Remarketing VW-Finanzsparte will Gebrauchtwagengeschäft ausbauen

Von Dr. Martin Achter 2 min Lesedauer

Die Herstellerbank will ihr Leasinggeschäft deutlich ausbauen. Nach der Laufzeit müssen die Fahrzeuge aber neue Abnehmer finden. Deswegen erklären die Volkswagen Financial Services (VW FS) die Vermarktung der Leasingrückläufer zum strategischen Handlungsfeld.

Bedingt durch die wachsende Zahl von Leasingrückläufern will die VW-Finanzsparte ihr Gebrauchtwagengeschäft ausbauen.(Bild:  Volkswagen Financial Services AG)
Bedingt durch die wachsende Zahl von Leasingrückläufern will die VW-Finanzsparte ihr Gebrauchtwagengeschäft ausbauen.
(Bild: Volkswagen Financial Services AG)

Die Volkswagen-Finanzsparte will ihr Gebrauchtwagengeschäft in diesem Jahr international deutlich ausbauen. Geplant sei es, 2026 in Europa rund 100.000 mehr Fahrzeuge aus Vorbesitz als bisher in den Markt zu bringen, sagte Vorstandschef Anthony Bandmann bei der Vorstellung der Geschäftszahlen des vergangenen Jahres. 2025 vermarktete die VW-Finanzsparte in Europa insgesamt 481.000 gebrauchte Autos der unterschiedlichen Konzernmarken – ein Plus von neun Prozent gegenüber dem Vorjahr. Viele der Fahrzeuge dürften B2B an Händlerpartner gehen, die diese dann an Endkunden weitervermarkten.

Bandmann hob die Priorität des Gebrauchtwagengeschäfts für die Herstellerbank hervor: „Wenn wir über die Transformation unseres Geschäfts sprechen, sind Gebrauchtwagen für uns ein strategisches Handlungsfeld“, sagte der VW-FS-Chef. Auf dieses Geschäft wollten sich die VW FS stärker konzentrieren. „Zusammen mit unseren Händlern haben wir Programme aufgesetzt, um das Wachstum bei Gebrauchtwagen fortzusetzen.“

Leasingrückläufer drücken

Hintergrund der Wachstumspläne im Gebrauchtwagengeschäft ist der steigende Vermarktungsdruck durch Leasingrückläufer.
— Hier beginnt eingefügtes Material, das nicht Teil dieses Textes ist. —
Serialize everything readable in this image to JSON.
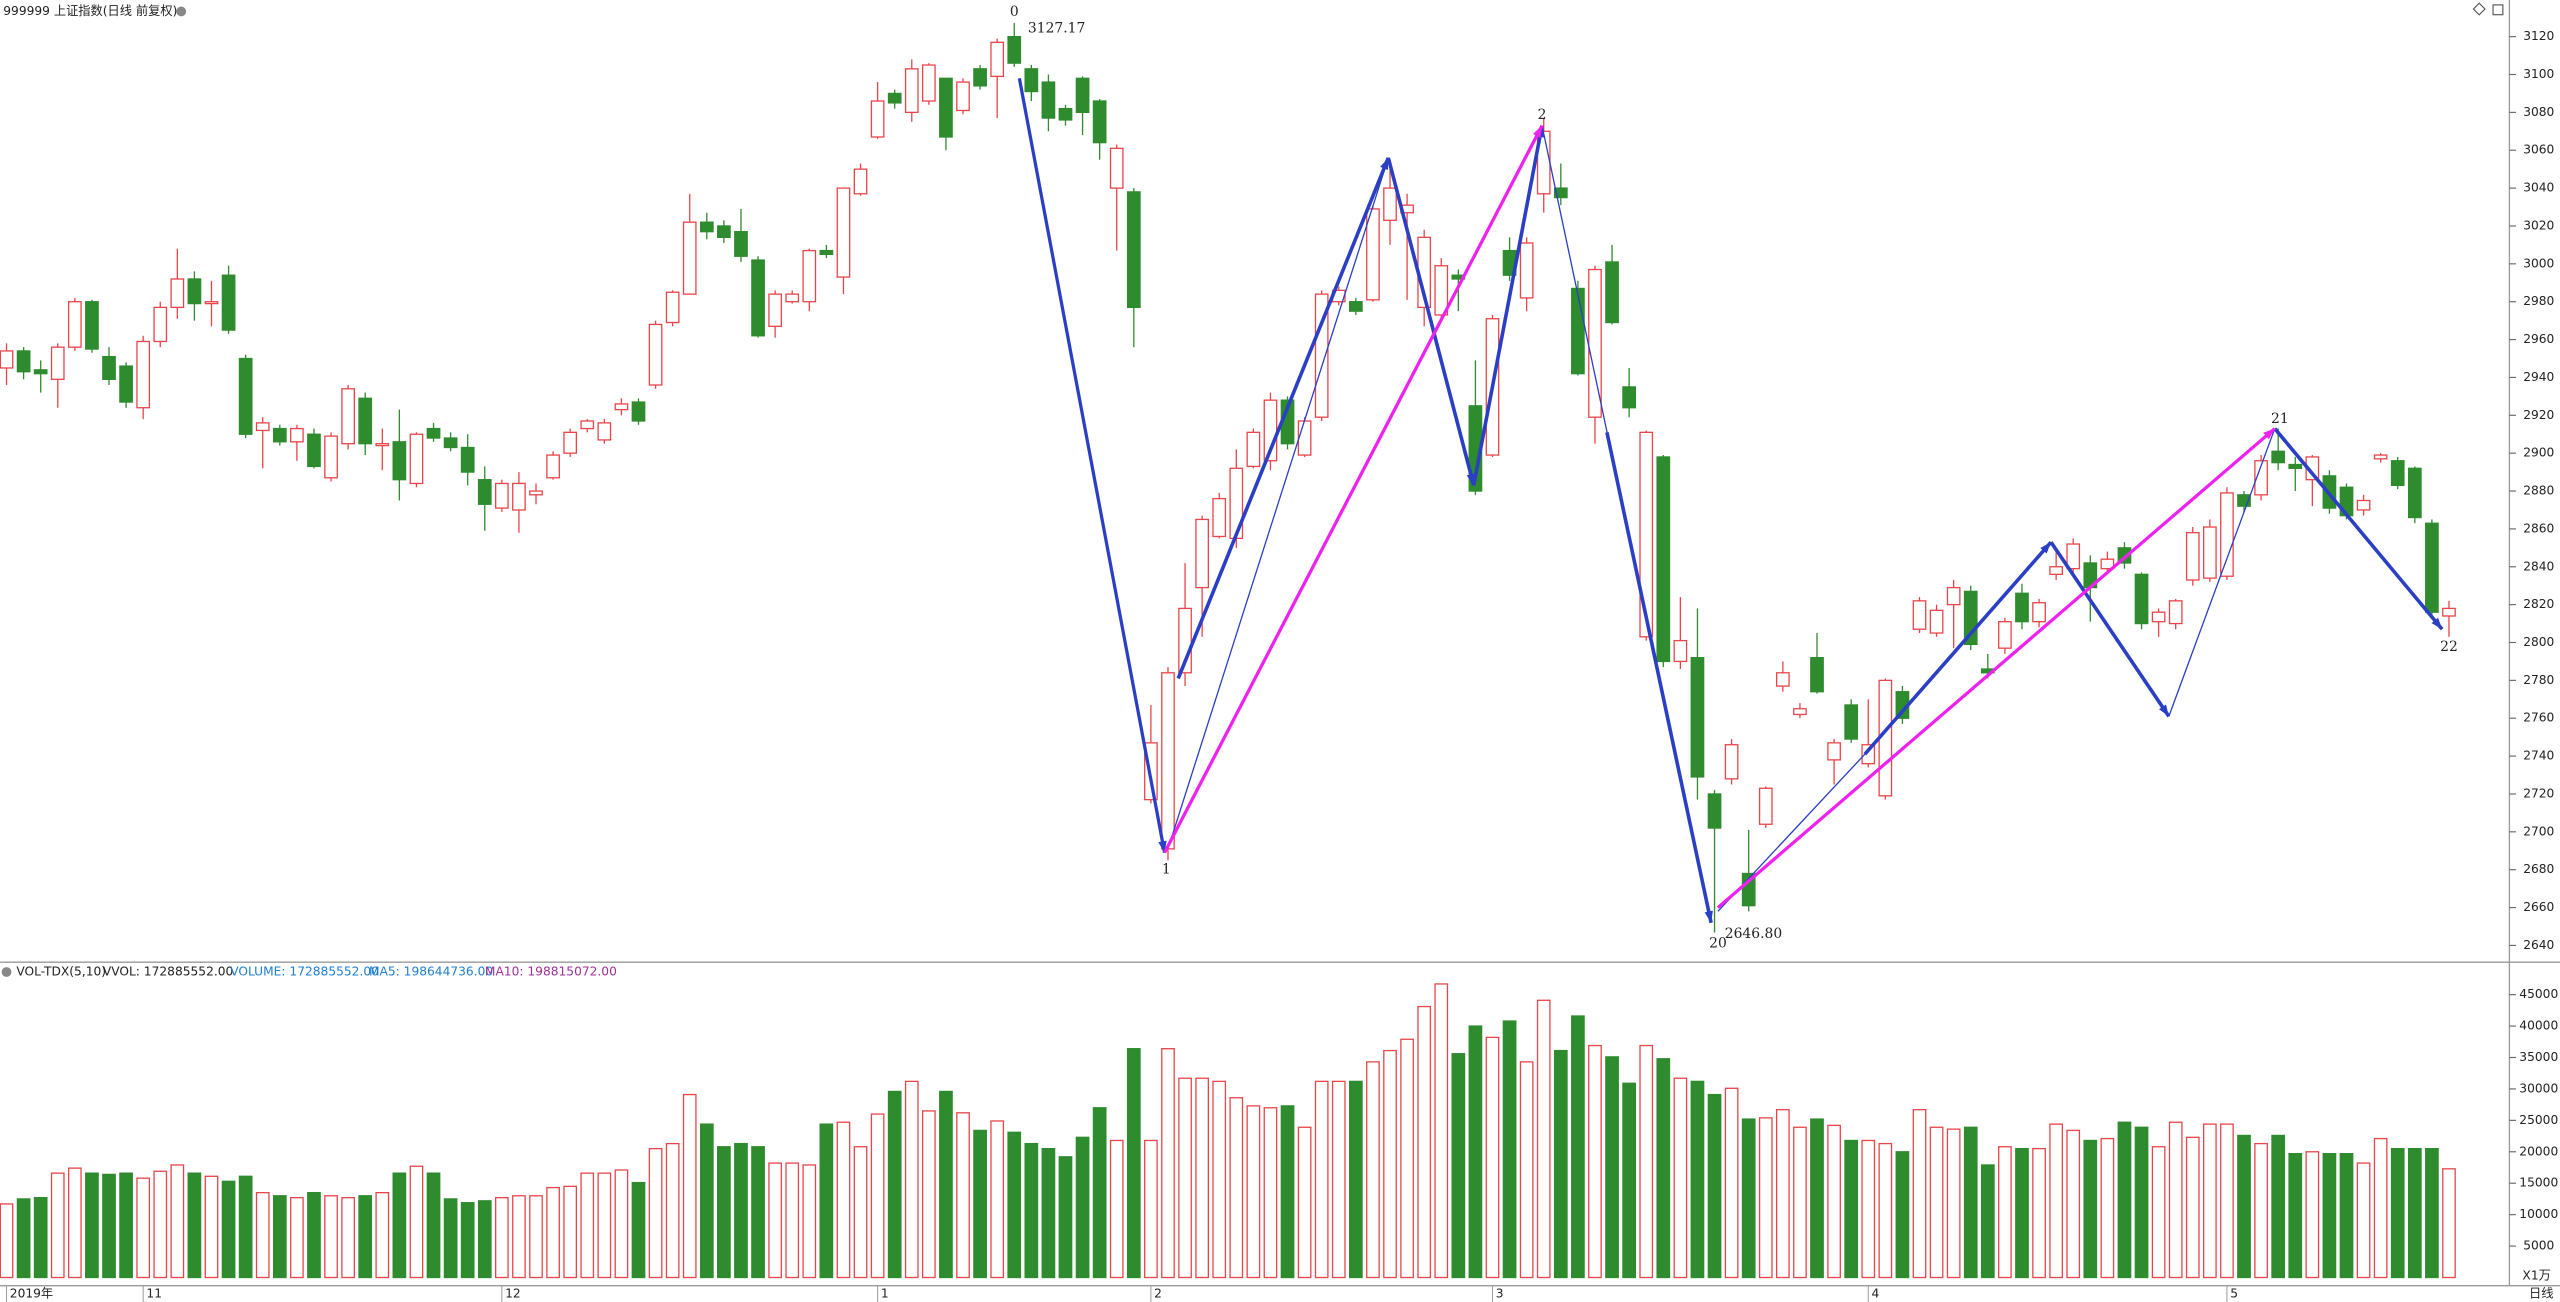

So sagte Bandmann, die steigende Zahl der Leasingrückläufer in den Büchern der VW FS erfordere die Fähigkeit, Gebrauchtwagen effektiv zu vermarkten; dafür baue die Finanzsparte die internationale Gebrauchtwagenvermarktung aus. „Wir nutzen die paneuropäischen Möglichkeiten“, sagte Bandmann. „In den vergangenen Jahren haben wir stark investiert in den Ausbau dieses Geschäfts.“

Die konzerneigenen Handelsorganisationen spielten bei der Vermarktung der Leasingrückläufer die zentrale Rolle, sagte Bandmann. Sprich: Die Händler müssen die Fahrzeuge in den Markt drücken. So erläuterte Bandmann: „Wir wollen den Anteil der Fahrzeuge im Händlerkanal ausbauen. Der Handel ist der dominierende Kanal, über den wir auch Neugeschäft generieren.“

In Deutschland werden laut VW FS knapp 70 Prozent der über Händler vermarkteten Fahrzeuge durch die VW FS geleast oder finanziert (bei BEV rund 82 Prozent). Dabei verlaufe der Trend von der Finanzierung hin zum Leasing, sagte Bandmann. Die Wachstumsraten beim Leasing seien höher. Insgesamt trage das Geschäft mit Finanzdienstleistungen „zur Händlerprofitabilität bei“.